# Indian Dwarf Puffer tank upgrade and tank mates...



## Johnny579 (Aug 22, 2014)

A while back I bought 3 dwarf puffers for a 5.5 gallon tank I had setup with intentions of moving them to a bigger tank once they had grown and started showing aggression. The aggression recently started and my lfs was having a dollar per gallon sale so I bought a ten gallon tank. I am doing the switch tomorrow, since I'm just tranfering everything from the 5.5 g tank to the new, it will be an instant cycle and the filter and heater I have are rated for ten gallons. I'll just add some extra substrate and water, shouldn't affect the puffers more than a 50% water change.

I'm gonna have more room so I'm going to add either a piece of driftwood or an India themed ornament. I also want to add some more plants. I have amazon sword, anubias, banana plant, moneywort, moss balls and java fern. I definitely want to add corkscrew val, what are some not so common but not impossible to take care of plants?

With more room, I do want a clean up crew. From what I've read on suitable tankmates for these little devils I've settled on Otto cats and/or a clown pleco. I know the Otto cats will be fine around my plants, but I've read clown plecos will eat anything from java ferns to swords. Anyone ever kept one in a planted aquarium?
My stocking plans at most will be one of the 2:
-3 dwarf puffers
-4 Otto cats
-1 clown pleco
Or
-3 dwarf puffers
-6 Otto cats

Future wise for this tank I want to switch over to sponge filters. I am currently running a tetra internal whisper filter and have recently been convinced about how well sponge filters actually work. I have an air powered double sponge filter rated for 10 gallons in my fry tank and it works great, I'm probably going to get one maybe two more of those for this tank eventually.


----------



## DaytonBetta (Feb 4, 2014)

I look forward to seeing your set-up. I'm getting a 55 gallon ready for dwarf puffers. I think I'll get about a dozen.

Do you know if yours are boys or girls? 

I understand they like to have territories of java moss for breeding.

I like Cryptocorynes, Water Wisteria and Bacopa as other low light, low tech plants.


----------



## Johnny579 (Aug 22, 2014)

I should have pics up in a couple days.
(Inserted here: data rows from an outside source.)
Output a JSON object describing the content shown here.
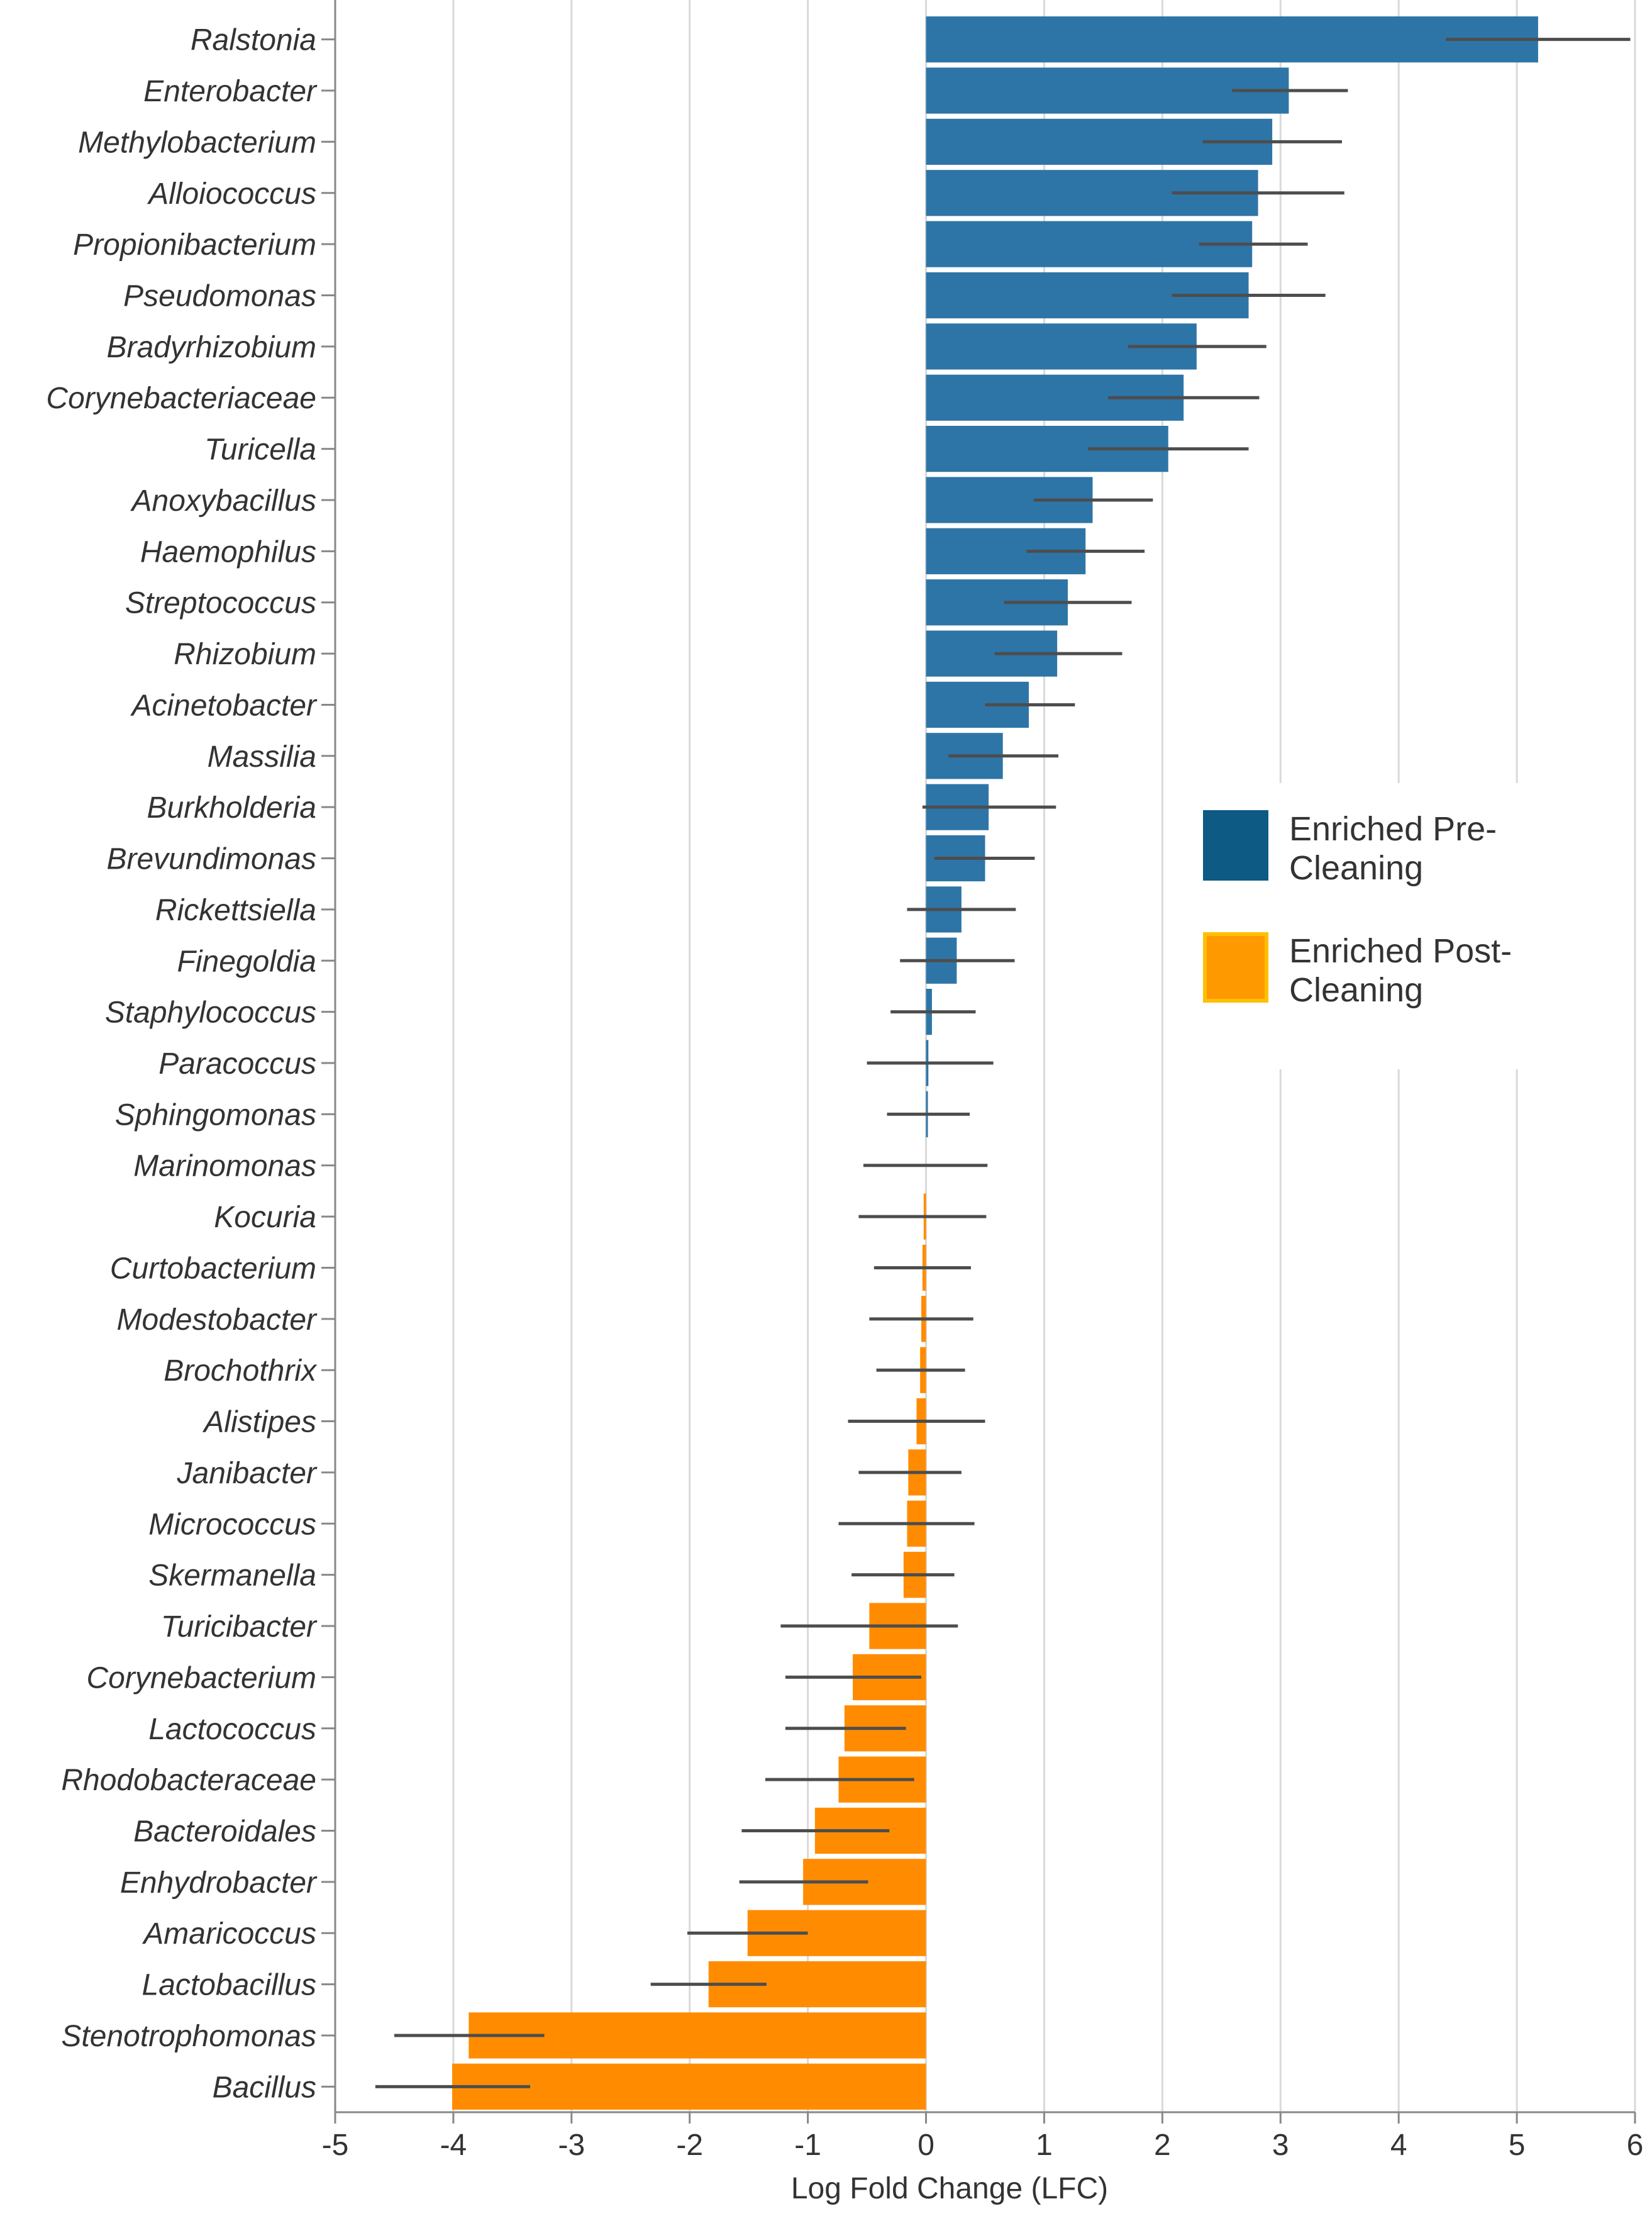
{
  "chart_data": {
    "type": "bar",
    "orientation": "horizontal",
    "xlabel": "Log Fold Change (LFC)",
    "ylabel": "",
    "title": "",
    "xlim": [
      -5,
      6
    ],
    "xticks": [
      -5,
      -4,
      -3,
      -2,
      -1,
      0,
      1,
      2,
      3,
      4,
      5,
      6
    ],
    "grid": "vertical gridlines",
    "legend_position": "right-middle",
    "colors": {
      "pre": "#2e75a7",
      "post": "#ff8c00",
      "legend_pre": "#0d5a85",
      "legend_post": "#ff9900",
      "legend_post_border": "#ffc000",
      "error_bar": "#4d4d4d",
      "grid": "#d9d9d9"
    },
    "legend": [
      {
        "key": "pre",
        "lines": [
          "Enriched Pre-",
          "Cleaning"
        ]
      },
      {
        "key": "post",
        "lines": [
          "Enriched Post-",
          "Cleaning"
        ]
      }
    ],
    "categories": [
      "Ralstonia",
      "Enterobacter",
      "Methylobacterium",
      "Alloiococcus",
      "Propionibacterium",
      "Pseudomonas",
      "Bradyrhizobium",
      "Corynebacteriaceae",
      "Turicella",
      "Anoxybacillus",
      "Haemophilus",
      "Streptococcus",
      "Rhizobium",
      "Acinetobacter",
      "Massilia",
      "Burkholderia",
      "Brevundimonas",
      "Rickettsiella",
      "Finegoldia",
      "Staphylococcus",
      "Paracoccus",
      "Sphingomonas",
      "Marinomonas",
      "Kocuria",
      "Curtobacterium",
      "Modestobacter",
      "Brochothrix",
      "Alistipes",
      "Janibacter",
      "Micrococcus",
      "Skermanella",
      "Turicibacter",
      "Corynebacterium",
      "Lactococcus",
      "Rhodobacteraceae",
      "Bacteroidales",
      "Enhydrobacter",
      "Amaricoccus",
      "Lactobacillus",
      "Stenotrophomonas",
      "Bacillus"
    ],
    "values": [
      5.18,
      3.07,
      2.93,
      2.81,
      2.76,
      2.73,
      2.29,
      2.18,
      2.05,
      1.41,
      1.35,
      1.2,
      1.11,
      0.87,
      0.65,
      0.53,
      0.5,
      0.3,
      0.26,
      0.05,
      0.02,
      0.01,
      0.0,
      -0.02,
      -0.03,
      -0.04,
      -0.05,
      -0.08,
      -0.15,
      -0.16,
      -0.19,
      -0.48,
      -0.62,
      -0.69,
      -0.74,
      -0.94,
      -1.04,
      -1.51,
      -1.84,
      -3.87,
      -4.01
    ],
    "error_low": [
      4.4,
      2.59,
      2.34,
      2.08,
      2.31,
      2.08,
      1.71,
      1.54,
      1.37,
      0.91,
      0.85,
      0.66,
      0.58,
      0.5,
      0.19,
      -0.03,
      0.07,
      -0.16,
      -0.22,
      -0.3,
      -0.5,
      -0.33,
      -0.53,
      -0.57,
      -0.44,
      -0.48,
      -0.42,
      -0.66,
      -0.57,
      -0.74,
      -0.63,
      -1.23,
      -1.19,
      -1.19,
      -1.36,
      -1.56,
      -1.58,
      -2.02,
      -2.33,
      -4.5,
      -4.66
    ],
    "error_high": [
      5.96,
      3.57,
      3.52,
      3.54,
      3.23,
      3.38,
      2.88,
      2.82,
      2.73,
      1.92,
      1.85,
      1.74,
      1.66,
      1.26,
      1.12,
      1.1,
      0.92,
      0.76,
      0.75,
      0.42,
      0.57,
      0.37,
      0.52,
      0.51,
      0.38,
      0.4,
      0.33,
      0.5,
      0.3,
      0.41,
      0.24,
      0.27,
      -0.04,
      -0.17,
      -0.1,
      -0.31,
      -0.49,
      -1.0,
      -1.35,
      -3.23,
      -3.35
    ]
  }
}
I'm waiting till my more trusted LFS gets in a new shipment of plants and Otto cats, I picked up my clown pleco today. I'm not sure about boys or girls right now, its hard to tell until they're fully mature, usually around a year, mine are around 5-6 months old. They are very curious, very easily bored creatures so my advice is plant a heavy variety of plants, make sure they have plenty of places to explore. I'm not breeding my puffers, but I know from friends they love java moss in general.


----------



## n25philly (Dec 5, 2013)

The only fish I know of that typically does well with dwarf puffers is ottos as that are small fast and for whatever reason don't seem to catch their attention. Dwarf puffers are nasty little buggers and community setups with them are crap shoots with very bad odds.

If you want to have a decent chance for success the tank needs to be heavily planted. They tend to only get aggressive with what they see, so breaking up lines of sight is crucial. They tend to lose any aggression when they loose sight of whoever they go after. That includes their own kind. With the pleco don't think it will be safe due to size and make sure you have a plan b in case things go south.


----------



## Johnny579 (Aug 22, 2014)

They've done fine so far, more interested than the snail infestation than the pleco. Clown plecos Otto's and Cory cats were the only things I've read about that do well together with dwarf puffers. One of my friends has actually kept them with angel fish successfully about 6 months, no problems so far. I have multiple tanks so the clown is taken of. Heavily planted is my goal I'm also just waiting on getting plants I can trust before I put more in my tank.


----------



## Nyri (Sep 23, 2014)

I know you already got the pleco and are planning on otos, but... I've heard of success with panda garras and dwarf puffers together. Not sure if they're recommended to go together, but saw mention of them on a DP community where someone kept them together and they were fine. I absolutely adore my panda garras, so of course I'm going to recommend trying them  I like my otos, too, but I don't see nearly as much of them as the pandas. Here's a video of that person's pandas and puffers together. https://www.youtube.com/watch?list=UUIrQTX7VoFBLYt1hZDd9vBA&v=sdsB9l_UHbQ&feature=player_detailpage

OH! I forgot, they should be okay with asian stone cats, too, which are kind of interesting looking


----------



## Johnny579 (Aug 22, 2014)

I love loaches and have never heard of these little guys. If I don't get any for this tank I may end up getting some for one of my others.


----------



## Nyri (Sep 23, 2014)

These little guys aren't loaches (despite what some websites say, and they kind of look like it), but they're actually Cyprinids like barbs. There are panda loaches, too, which are really cute as babies. They get a little more bland looking as adults, but still nice fish. You should definitely think about getting some! They are the funnest fish to watch (at least for me haha). They were able to take the beating that my breeding blue rams were putting on them before I moved them, too


----------